You can check on which cores your Julia threads (of each MPI rank) are running with ThreadPinning.jl’s getcpuids()
. (And pin them with pinthreads
if necessary.)
However, I suspect that this is a (arguably subtle) NUMA / first-touch policy issue. AFAICS, for the CPU case, @zeros(nx, ny, nz)
just evaluates to a regular zeros(nx, ny, nz)
. That’s likely an issue because the first thread alone will initialise the array(s) with zeros and hence “first touch” all the elements. Consequently, the memory pages will get established in one NUMA domain - the one that the core running this first Julia thread belongs to - and accessing (parts of) the array(s) from other threads later in the parallel stencil computation will be slow because they’ll need to grab from this single (potentially far away) NUMA domain. The memory bandwidth of the single NUMA domain will become the bottleneck (the other NUMA domains are note used at all).
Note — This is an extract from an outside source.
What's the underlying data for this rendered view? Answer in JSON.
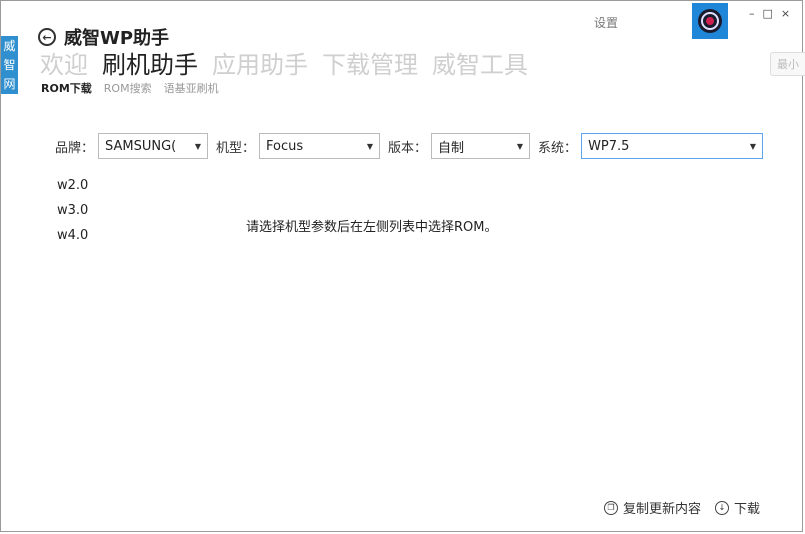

Note that this issue is particularly pronounced on AMD clusters because they natively have, e.g., 4 NUMA domains per CPU, i.e. 8 NUMA domains per node (while a regular Intel CPU node has 2 NUMA domains, one per CPU).
How to fix it? Ideally, you should initialise (that is fill with zeros) the array in exactly the same manner as you will later access it in parallel. See STREAMBenchmark.jl for an example:
Initialisation: STREAMBenchmark.jl/benchmarks.jl at master · JuliaPerf/STREAMBenchmark.jl · GitHub
Parallel computation: STREAMBenchmark.jl/kernels_nthreads.jl at master · JuliaPerf/STREAMBenchmark.jl · GitHub
Note that if you would replace the parallel initialisation by simple zeros
calls the memory bandwidth obtained by STREAMBenchmark.jl will be dramatically lower (i.e. a factor of 5 or similar!).
Of course, in real applications, the parallel kernel might be much more complicated in which case it isn’t at all obvious which parallel initialisation scheme (and thus which NUMA mapping) is optimal. Good news is that in many cases any parallel initialisation is already dramatically better than serial initialisation. Example: julia-dgemm-noctua/mkl_job_128.out at master · carstenbauer/julia-dgemm-noctua · GitHub. Here, I perform a regular matrix multiplication (dgemm) on an AMD Milan system using Intel MKL and 128 threads (2 CPUs with 64 threads each).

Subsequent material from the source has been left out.